What he wanted to know was whether this poor quality section could bring the rest of the site down, or if the poor quality would be limited to that section of the site.

Read Top 14 Reasons Google Isn’t Indexing Your Website.

One Part of Site Can Drag Down Entire Site

John Mueller responded to the question of whether the poor quality would be limited to a single section of a site.

Mueller:

“I guess the short answer is yes.

The main issue is less about these being translated versions of the content, but more that for some things, we look at the quality of the site overall.

Ans when we look at the quality of the site overall, if you have significant portions that are lower quality it doesn’t matter for us like why they would be lower quality.

If they’re just bad translations, of if they’re terrible content or whatever.

But if we see that there are significant parts that are lower quality then we might think overall this website is not so fantastic as we thought.

And that can have effects in different places across the website.

So in short, I guess if you have a very low quality translation that’s also indexed and that’s also very visible in search, then that can definitely pull down the good quality translation as well or the good quality original content that you also have.”

No Big Red Flags for Site Quality

We sometimes look for big red flags that stand out, but John Mueller explains that in terms of site quality, it’s a matter of many things working together, like signals, to indicate whether the site is high or low quality.

Mueller began talking about overall site quality assessment after the person asked a follow-up question about translations.

He described how many different low-quality aspects of a site can combine to contribute to a negative quality rating from Google for the entire site.

Mueller explained:

“So at least the way that I understand it, it’s more a matter of us trying to understand the quality of the website overall.

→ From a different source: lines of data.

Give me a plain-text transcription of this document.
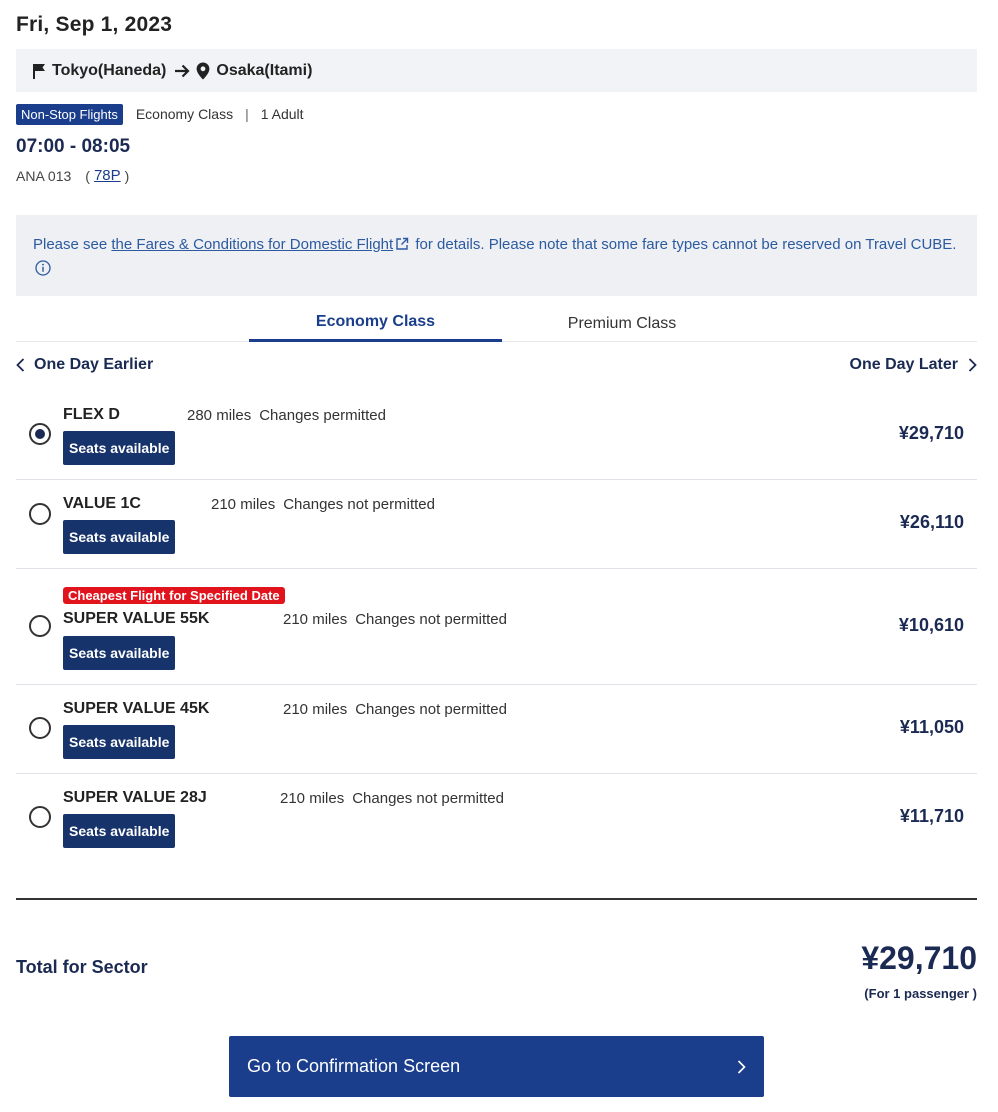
Fri, Sep 1, 2023
Tokyo(Haneda)	Osaka(Itami)
Non-Stop Flights	Economy Class | 1 Adult
07:00 - 08:05
ANA 013 ( 78P )
Please see the Fares & Conditions for Domestic Flight for details. Please note that some fare types cannot be reserved on Travel CUBE.
Economy Class	Premium Class
One Day Earlier	One Day Later
FLEX D	280 miles Changes permitted
Seats available
¥29,710
VALUE 1C	210 miles Changes not permitted
Seats available
¥26,110
Cheapest Flight for Specified Date
SUPER VALUE 55K	210 miles Changes not permitted
Seats available
¥10,610
SUPER VALUE 45K	210 miles Changes not permitted
Seats available
¥11,050
SUPER VALUE 28J	210 miles Changes not permitted
Seats available
¥11,710
Total for Sector	¥29,710
(For 1 passenger )
Go to Confirmation Screen
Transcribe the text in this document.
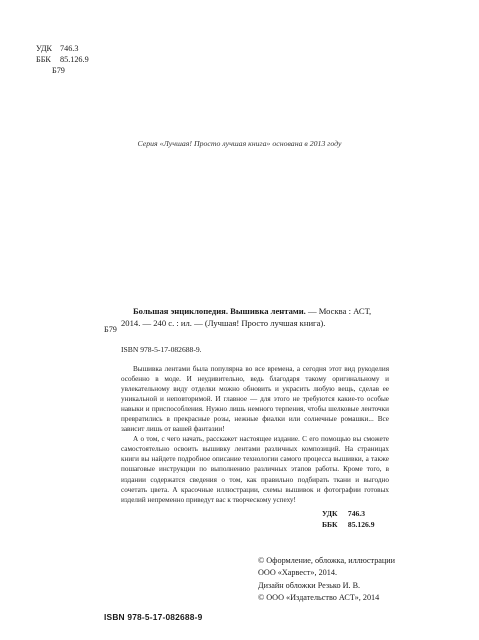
УДК 746.3
ББК 85.126.9
Б79
Серия «Лучшая! Просто лучшая книга» основана в 2013 году
Б79
Большая энциклопедия. Вышивка лентами. — Москва : АСТ, 2014. — 240 с. : ил. — (Лучшая! Просто лучшая книга).
ISBN 978-5-17-082688-9.

Вышивка лентами была популярна во все времена, а сегодня этот вид рукоделия особенно в моде. И неудивительно, ведь благодаря такому оригинальному и увлекательному виду отделки можно обновить и украсить любую вещь, сделав ее уникальной и неповторимой. И главное — для этого не требуются какие-то особые навыки и приспособления. Нужно лишь немного терпения, чтобы шелковые ленточки превратились в прекрасные розы, нежные фиалки или солнечные ромашки... Все зависит лишь от вашей фантазии!

А о том, с чего начать, расскажет настоящее издание. С его помощью вы сможете самостоятельно освоить вышивку лентами различных композиций. На страницах книги вы найдете подробное описание технологии самого процесса вышивки, а также пошаговые инструкции по выполнению различных этапов работы. Кроме того, в издании содержатся сведения о том, как правильно подбирать ткани и выгодно сочетать цвета. А красочные иллюстрации, схемы вышивок и фотографии готовых изделий непременно приведут вас к творческому успеху!

УДК 746.3
ББК 85.126.9
© Оформление, обложка, иллюстрации
ООО «Харвест», 2014.
Дизайн обложки Резько И. В.
© ООО «Издательство АСТ», 2014
ISBN 978-5-17-082688-9
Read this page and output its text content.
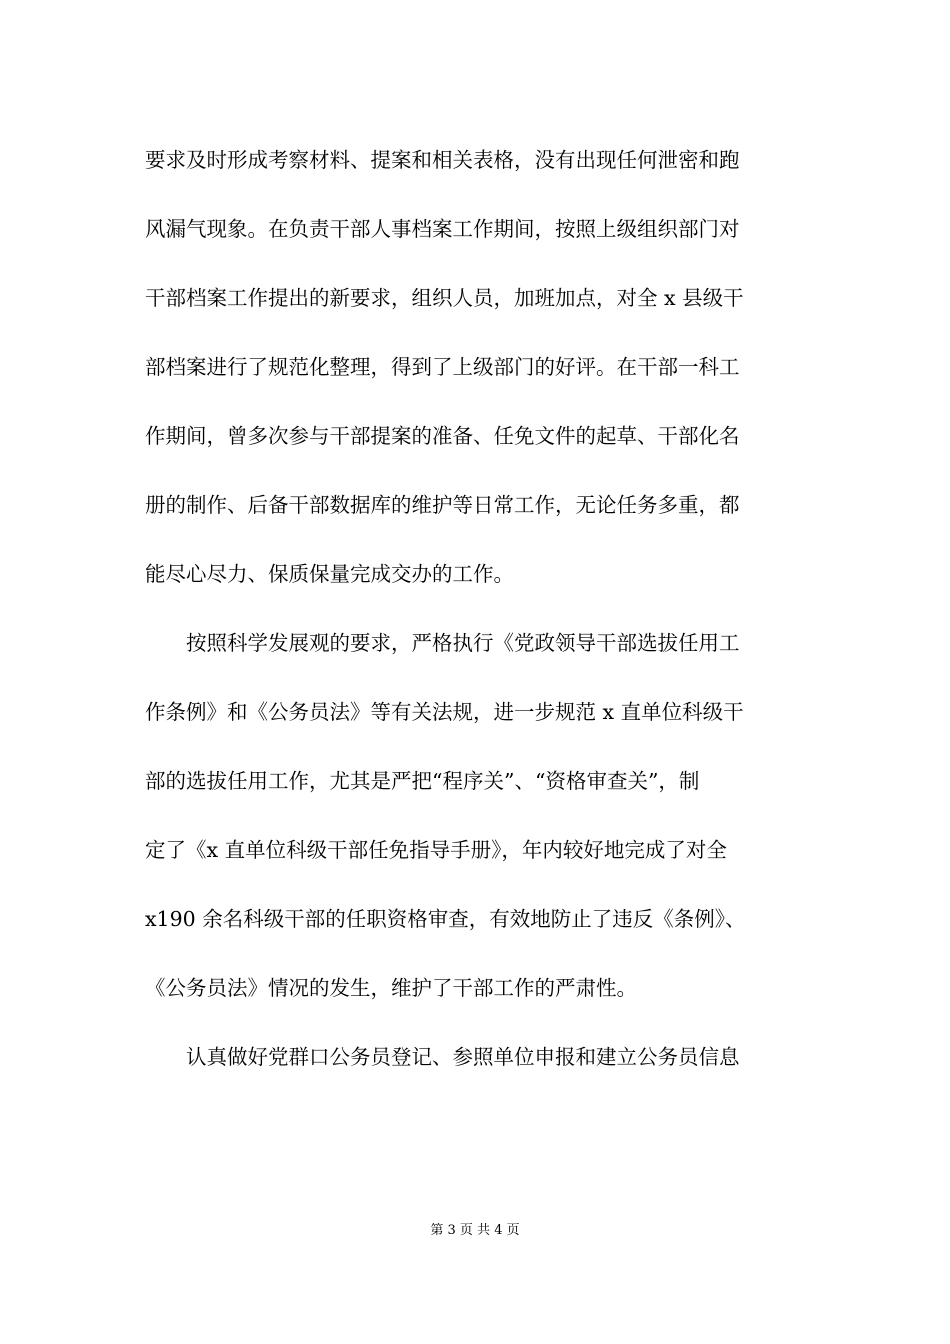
要求及时形成考察材料、提案和相关表格，没有出现任何泄密和跑

风漏气现象。在负责干部人事档案工作期间，按照上级组织部门对

干部档案工作提出的新要求，组织人员，加班加点，对全 x 县级干

部档案进行了规范化整理，得到了上级部门的好评。在干部一科工

作期间，曾多次参与干部提案的准备、任免文件的起草、干部化名

册的制作、后备干部数据库的维护等日常工作，无论任务多重，都

能尽心尽力、保质保量完成交办的工作。

按照科学发展观的要求，严格执行《党政领导干部选拔任用工

作条例》和《公务员法》等有关法规，进一步规范 x 直单位科级干

部的选拔任用工作，尤其是严把“程序关”、“资格审查关”，制

定了《x 直单位科级干部任免指导手册》，年内较好地完成了对全

x190 余名科级干部的任职资格审查，有效地防止了违反《条例》、

《公务员法》情况的发生，维护了干部工作的严肃性。

认真做好党群口公务员登记、参照单位申报和建立公务员信息

第 3 页 共 4 页
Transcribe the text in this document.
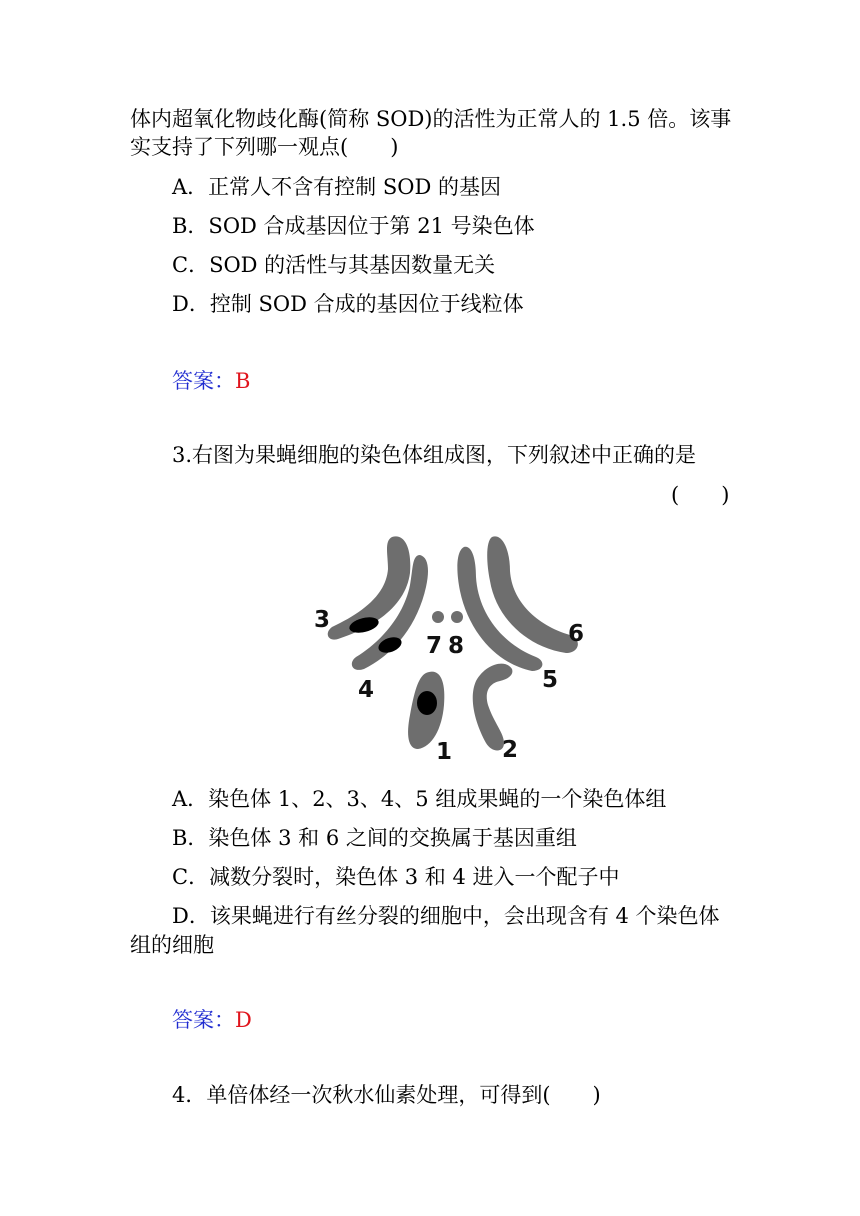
体内超氧化物歧化酶(简称 SOD)的活性为正常人的 1.5 倍。该事
实支持了下列哪一观点(　　)
A．正常人不含有控制 SOD 的基因
B．SOD 合成基因位于第 21 号染色体
C．SOD 的活性与其基因数量无关
D．控制 SOD 合成的基因位于线粒体
答案：B
3.右图为果蝇细胞的染色体组成图，下列叙述中正确的是
(　　)
3
4
7 8	6
5
1 2
A．染色体 1、2、3、4、5 组成果蝇的一个染色体组
B．染色体 3 和 6 之间的交换属于基因重组
C．减数分裂时，染色体 3 和 4 进入一个配子中
D．该果蝇进行有丝分裂的细胞中，会出现含有 4 个染色体
组的细胞
答案：D
4．单倍体经一次秋水仙素处理，可得到(　　)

And that’s usually not something where they’re individual things that we could just point at and say like, oh, if you have five misspellings on a page, that’s a sign of low quality.

These things happen individually.

And all of these factors I think individually are hard to say that they’re a sign of something being low quality but rather we have to take everything together and then figure out what the mix is together.

And that’s also a reason why sometimes when you significantly improve the quality of a website overall or when things get significantly worse, it just takes a lot of time for our systems to figure out like oh, overall the view of this website is now better or worse.

So from that point of view, it’s not that we have anything specific that we could point at.”

Overall Site Quality

Mueller has been talking a lot about overall site quality over the last year, and it’s been fascinating to learn about it, especially since so many people are reporting that their content isn’t being indexed.

An important takeaway, in my opinion, is that there isn’t a single big specific red flag to point to as being to blame for poor site quality. Rather, it is a combination of factors that work together to convey a sense of overall quality.